Friday, September 4, 2015 - Defendants in the auto body antitrust multidistrict litigation scored a victory in their MDL after U.S. District Judge Gregory A. Presnell sided with a magistrate judge‘s opinion that the plaintiffs claims related to antitrust abuses by auto insurers auto be dismissed. The lawsuits, which were initially consolidated less than one year ago, claim that a number of major auto insurers intentionally lowered the reimbursement rates they would pay auto bodies after fixing their client‘s vehicles.
The opinion from Magistrate Judge Thomas Smith claimed that the plaintiffs lacked sufficient facts in relation to the claims made against the auto insurers and did not have enough evidence to proceed in pursuing their claims in the MDL. The district judge presiding over the case had requested the help of the magistrate judge after a large volume of lawsuits and legal questions had come up in the multidistrict litigation.
The plaintiffs reaction to the district court judge‘s upholding of the report made by the magistrate judge came in the form of a 45-page brief that objected to the opinion that the cases should be dismissed, it is likely that they will drop the antitrust claims against the auto insurers in the near future.
The multidistrict litigation related to the auto body antitrust litigation by insurance companies began with a single lawsuits filed in the Middle District of Florida federal court, where the MDL proceedings are taking place.
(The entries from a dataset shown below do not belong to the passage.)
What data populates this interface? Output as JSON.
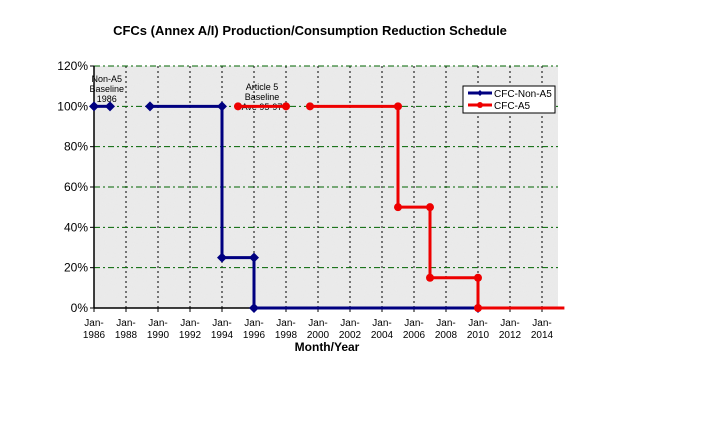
{
  "chart_data": {
    "type": "line",
    "title": "CFCs (Annex A/I) Production/Consumption Reduction Schedule",
    "xlabel": "Month/Year",
    "ylabel": "",
    "xlim": [
      1986,
      2015
    ],
    "ylim": [
      0,
      120
    ],
    "x_ticks": [
      1986,
      1988,
      1990,
      1992,
      1994,
      1996,
      1998,
      2000,
      2002,
      2004,
      2006,
      2008,
      2010,
      2012,
      2014
    ],
    "x_tick_labels": [
      "Jan-\n1986",
      "Jan-\n1988",
      "Jan-\n1990",
      "Jan-\n1992",
      "Jan-\n1994",
      "Jan-\n1996",
      "Jan-\n1998",
      "Jan-\n2000",
      "Jan-\n2002",
      "Jan-\n2004",
      "Jan-\n2006",
      "Jan-\n2008",
      "Jan-\n2010",
      "Jan-\n2012",
      "Jan-\n2014"
    ],
    "y_ticks": [
      0,
      20,
      40,
      60,
      80,
      100,
      120
    ],
    "y_tick_labels": [
      "0%",
      "20%",
      "40%",
      "60%",
      "80%",
      "100%",
      "120%"
    ],
    "grid": true,
    "legend_position": "top-right",
    "annotations": [
      {
        "text": [
          "Non-A5",
          "Baseline",
          "1986"
        ],
        "x": 1986.8,
        "y": 112
      },
      {
        "text": [
          "Article 5",
          "Baseline",
          "Ave 95-97"
        ],
        "x": 1996.5,
        "y": 108
      }
    ],
    "series": [
      {
        "name": "CFC-Non-A5",
        "color": "#000080",
        "segments": [
          [
            [
              1986,
              100
            ],
            [
              1987,
              100
            ]
          ],
          [
            [
              1989.5,
              100
            ],
            [
              1994,
              100
            ],
            [
              1994,
              25
            ],
            [
              1996,
              25
            ],
            [
              1996,
              0
            ],
            [
              2010,
              0
            ]
          ]
        ]
      },
      {
        "name": "CFC-A5",
        "color": "#ee0000",
        "segments": [
          [
            [
              1995,
              100
            ],
            [
              1998,
              100
            ]
          ],
          [
            [
              1999.5,
              100
            ],
            [
              2005,
              100
            ],
            [
              2005,
              50
            ],
            [
              2007,
              50
            ],
            [
              2007,
              15
            ],
            [
              2010,
              15
            ],
            [
              2010,
              0
            ],
            [
              2015.4,
              0,
              "nomarker"
            ]
          ]
        ]
      }
    ]
  }
}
An auto body shop claimed claimed that the insurance company 21st Century Centennial had conspired with other car insurance companies to lower the rates they paid to reimburse shops for fixing damaged vehicles. If an auto body shop did not accept the rates offered to them by the insurers, the insurers would suggest that their clients not use those particular shops to get their vehicles fixed.
Auto body shops claimed that they were not receiving the proper amount of money to make sound repairs for the insured cars coming into their shop, and were having to take the choice to either put a car that wasn‘t safe on the roads or turn away business. The antitrust claims state that the plaintiffs believe that the insurance companies were working in tandem in order to save money on reimbursements rates and force those extra costs onto the auto body shops where the work was taking place.
The U.S. district judge agreed with the magistrate judge‘s report that the state antitrust claims that came from Michigan, New Jersey, Virginia and Washington would not prove that an agreement between the companies took place to intentionally reduce reimbursement rates and punish auto body shops who did not comply with those measures. The state from which lawsuits had been filed in the MDL thus far included a number of other states in addition to the ones just mentioned including Arizona, Alabama, California, Illinois and Oregon to name a few. The widespread nature of the claims initially made the lawsuits eligible for multidistrict litigation, but now that antitrust measures may be off the table, plaintiffs are expected to take their litigation back to their state courts and pursue separate legal recourse that does not require claims of antitrust violations.